New Zealand: We don't want foreign buyers — except Singaporeans?

Contributor 20 Jun 2018

Auckland Sky Tower crop

View from the Auckland Sky Tower. mbrand85/Shutterstock

Singapore nationals to be exempted from controversial law banning home sales to foreigners.

By Property Report

The New Zealand government has announced that Singapore will be a “carve-out” nation, granting citizens in the Southeast Asian city-state the right to buy property in the archipelago, Stuff reported.

Singapore nationals will join Australians and certain types of visa holders in an exemption from a controversial bill seeking to ban sales in the Kiwi residential property market to foreigners.

Deputy Prime Minister Winston Peters noted that New Zealand has a side-letter agreement with Singapore if denizens from the latter begin buying homes at such significant quantities.

Proponents behind the bill have imputed declining affordability in Kiwi homes to a large presence of foreign speculators in the market.

In addition to exemptions for Singaporean buyers, the Kiwi government announced it would relax provisions of the foreign buyers ban for apartment seekers, a move Peters called a “smartening up” of the law.

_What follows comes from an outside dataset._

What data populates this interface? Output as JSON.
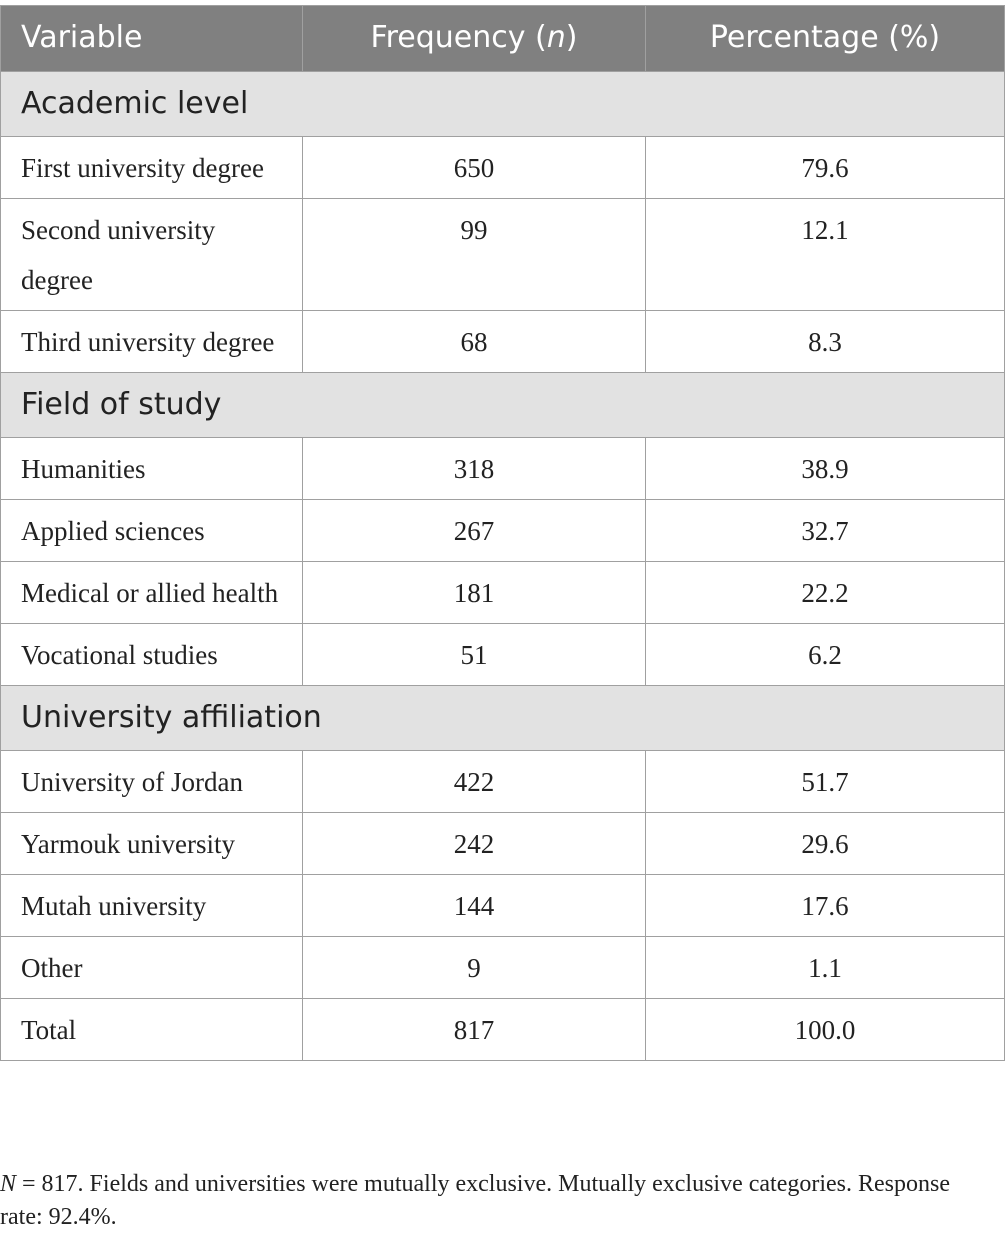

As suggested by members of the Finance and Expenditure Committee, the bill will allow foreign buyers to keep apartments bought off-plan, as long as the units are part of a project with 20 or more units.

More: It’s a ‘hiatus’ for the Auckland housing market

The bill originally called for foreign buyers to sell the apartments once the building was completed.

Up to 60 percent of apartments may also be purchased by offshore buyers under the new provisions.

Trade Minister David Parker acknowledged that the the ban, in its original language, could have hurt investment in new housing in Auckland.

“We’ve decided that if they are multi-storey apartment they can be held for leasing but not owner-occupying,” Parker said.

Local and international bodies have criticised the ban, with the IMF calling it “discriminatory”.

The Real Estate Institute of New Zealand expressed some measured enthusiasm over the new rules.

“We welcome the fact that the Select Committee has listened to some of the criticisms around restrictions on off-the-plan sales,” the institute’s chief executive Bindi Norwell said.